Surrounded by the mayhem of people spending money in desperation to tick the boxes and announce that those glorious words: “I have finished all my Christmas shopping”, when something dawned on me. It is not the nicest thing to day one day before the holiday many people have looked forward to all year but to be brutally honest I realised I like Christmas about as much as I like loosing my ipod.

I looked down at my own list, cursing myself for not getting organised earlier, chewed down hard and repetitively on the gum in my mouth to prevent me from punching a big stand of useless shit. What the heck was I doing there???

It’s not that I don’t like giving presents. I do. I love giving presents. I love the smile and sparkle in the eyes of someone who likes something you have chosen for them. But I don’t like having to buy this present by a certain deadline. It turns a pleasure into a chore.

I feel like I have this big assessment due on the 25th of December. And until I have ticked all my boxes I am afraid that I’ll be up at the midnight mall on Christmas Eve doing a rush job to get it in on time.
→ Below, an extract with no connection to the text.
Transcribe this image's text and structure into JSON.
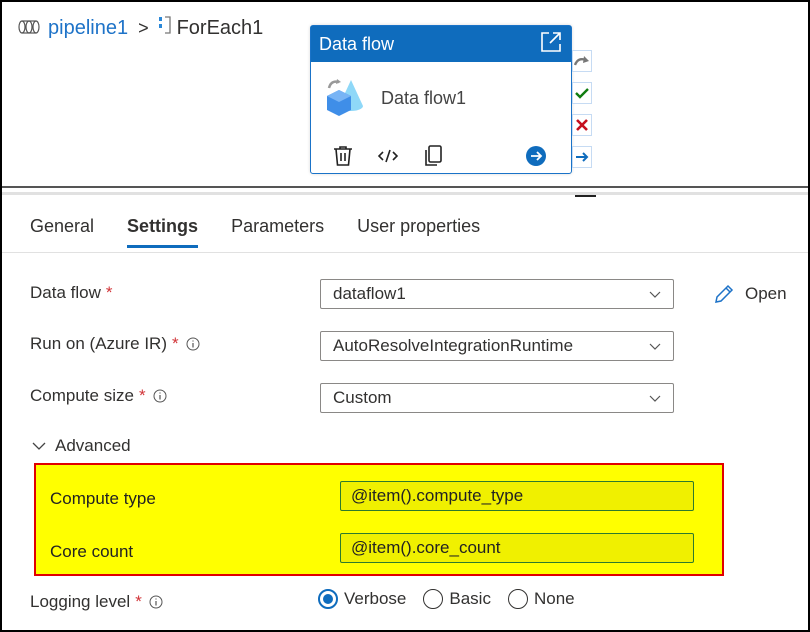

Am I missing something here?

Sure I could buy gifts throughout the year in preparation. I often do. But the lack-of-patience leads me to give my gift straight away. Then I get to see the smile sooner. And they can enjoy it now. Can someone please explain why I should have to hold onto that present until the anniversary of a consumerised mis-interpreted pagan tradition???

For a second let’s just consider the real meaning of Christmas, the reason our ancestors had a big party on the 25th of December each year, that is: the celebration of the winter solstice. The celebration of the last short day and rebirth of the sun.

I celebrate that too – in JUNE! Here in Australia, the middle of January is our summer solstice – the last of our long days and beginning of shorter ones. If we are going to celebrate Christmas shouldn’t we at least do it at the appropriate time?

When you think about it, Christmas is just another overbearing example of continuing colonialism, Western hypocrisy and chronic consumerist Capitalism on steroids.

“But it’s tradition.”

And now that all my boxes have been ticked I am actually looking forward to it. I am looking forward to dinner at Mums tonight. Amongst the move and my Opa’s death it has been weeks if not months since we have sat down for a relaxed meal together. Now that I think about it I really really really am looking forward to it, and the wonderful fruit-filled breakfast we will have Christmas morning as we laugh and play games and exchange gifts by the tree.

I am looking forward to checking out the Sydney to Hobart boats getting ready down their big race, a burgeoning tradition I do with my sisters, Dad and Stepmom, that nicely breaks up the wonderful food and wine we will enjoy that night with my cousins and grandma and my sister’s fiancee’s family. Those are some pretty special moments – I guess I shouldn’t write-off Christmas altogether.

I wonder, is it possible to enjoy these moments without the chaotic consumerist prelude???

What if next Christmas I buy each of my loved ones a tree to be planted in the Amazon – something that will provide oxygen for them and the generations to come. My friend’s family put their gift money together to sponsor a child for a year. That’s a good one too!

The years come and go so fast I think I’m happy for Christmas to come every 4 years like the Olympics. Last Christmas I was at the top of Machu Picchu and I’m already dreaming of next Christmas – in India. Or China. Or Africa. Somewhere away from the shopping malls and plastic wrapping. I don’t need a pagan tradition to bring me to see my family, nor to give them presents. I do that throughout the year and prefer it that way.

But Christmas is here and I can relax. I too can happily announce “I have finished all my Christmas shopping”! I am ready to enjoy the food and festivities keeping my fingers crossed that when the time comes for plastic wrapping to be unveiled, my gifts deliver a smile.